Мэдди ждала, когда дети перестанут суетиться вокруг него и вернутся за стол. Их он так же обворожил, как и ее. Он чертовски обаятелен. Перед таким просто невозможно устоять. Но ей придется.
Хотя даже тогда, когда он находился без сознания, ее к нему влекло.
Она вообще его не знала. Не знала, что у него глаза синее, чем вечернее летнее небо, что его глаза умеют поддразнивать и что в них танцуют озорные смешинки; не знала, что они могут неожиданно темнеть как ночь.
Однако она спала, прижавшись к нему по ночам, и чувствовала себя — вопреки всякой логике — защищенной, несмотря на то что он был незнаком ей.
Более того, она признавала, что будет чувствовать себя в безопасности рядом с ним и после того, как он придет в себя. Потому что он джентльмен.
Но это какое-то безумие. Теперь он опаснее, чем когда-либо.
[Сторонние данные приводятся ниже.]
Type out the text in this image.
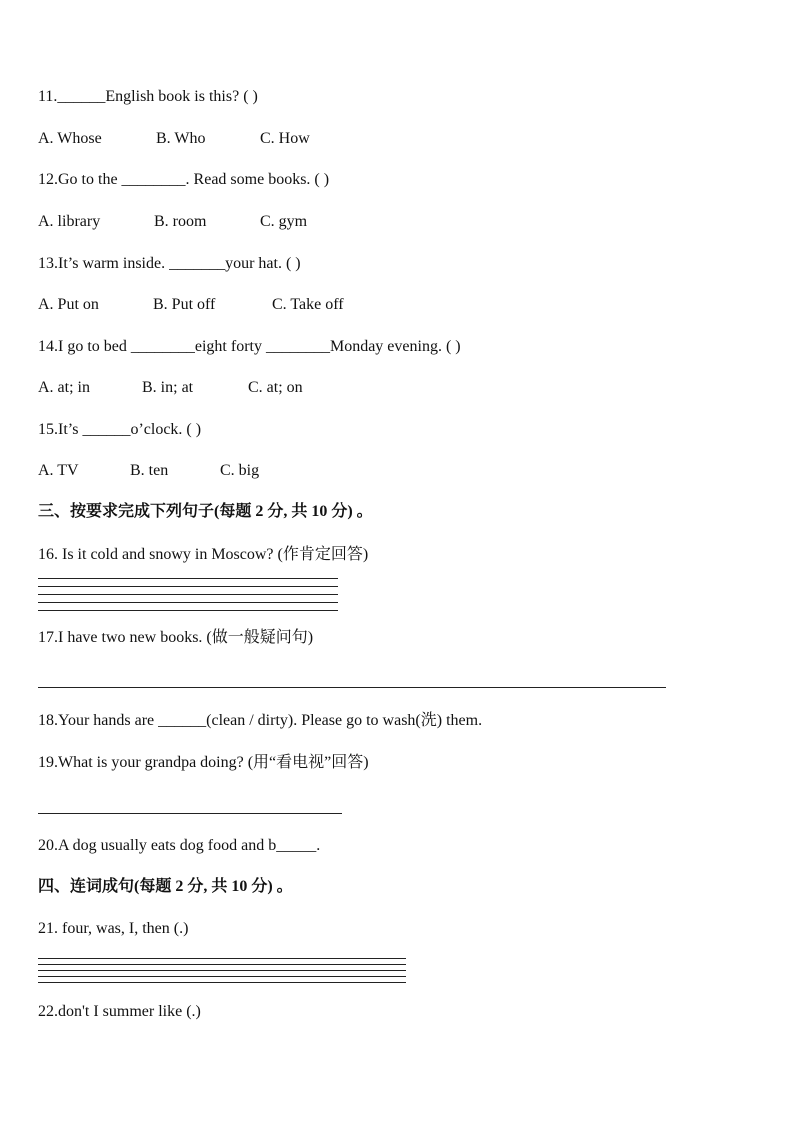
11.______English book is this? ( )
A. Whose	B. Who	C. How
12.Go to the ________. Read some books. ( )
A. library	B. room	C. gym
13.It’s warm inside. _______your hat. ( )
A. Put on	B. Put off	C. Take off
14.I go to bed ________eight forty ________Monday evening. ( )
A. at; in	B. in; at	C. at; on
15.It’s ______o’clock. ( )
A. TV	B. ten	C. big
三、按要求完成下列句子(每题 2 分, 共 10 分) 。
16. Is it cold and snowy in Moscow? (作肯定回答)
17.I have two new books. (做一般疑问句)
18.Your hands are ______(clean / dirty). Please go to wash(洗) them.
19.What is your grandpa doing? (用“看电视”回答)
20.A dog usually eats dog food and b_____.
四、连词成句(每题 2 分, 共 10 分) 。
21. four, was, I, then (.)
22.don't I summer like (.)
Хотя кто мог бы заподозрить опасность, наблюдая, как он с серьезным видом разговаривает с двумя мальчишками, позволяя им рассказывать ему такие вещи о лошадях, которые он наверняка знал всю жизнь, и не показывая при этом, что он устал, или ему стало скучно, или у него начались боли?
Но он вел себя именно так. Опасность заключалась в том, как он с улыбкой благодарил Джейн или Сьюзен за то, что принесли чашку или взяли тарелку, давая девочкам почувствовать, что они нужны, что их поведение одобряют.
Люси обращалась с ним совсем по-хозяйски, уверенная в том, что ее поцелуй разбудил его. И хотя было ясно, что у него нет опыта обращения с детьми, он не оспаривал ее детские представления, он относился к ним серьезно, заставляя малышку сиять от гордости.
Прежде она не знала, что он за человек.
Она не знает этого и сейчас, тем не менее понимает, что он не принадлежит к ее миру.
У него отличные манеры. Он галантен, забавен и красив.
Одним словом, опасен.
Это соблазн, сказка об очаровательном принце, напомнила она себе. Женщины имеют фатальную тенденцию видеть романтику там, где ее нет и в помине. Именно поэтому бабушка заставила Рауля ждать целых два года... Она защищалась от собственных романтических иллюзий.
Ей нужно, чтобы он ушел. Ее жизнь будет не такой волнующей, зато ее сердце будет в большей безопасности.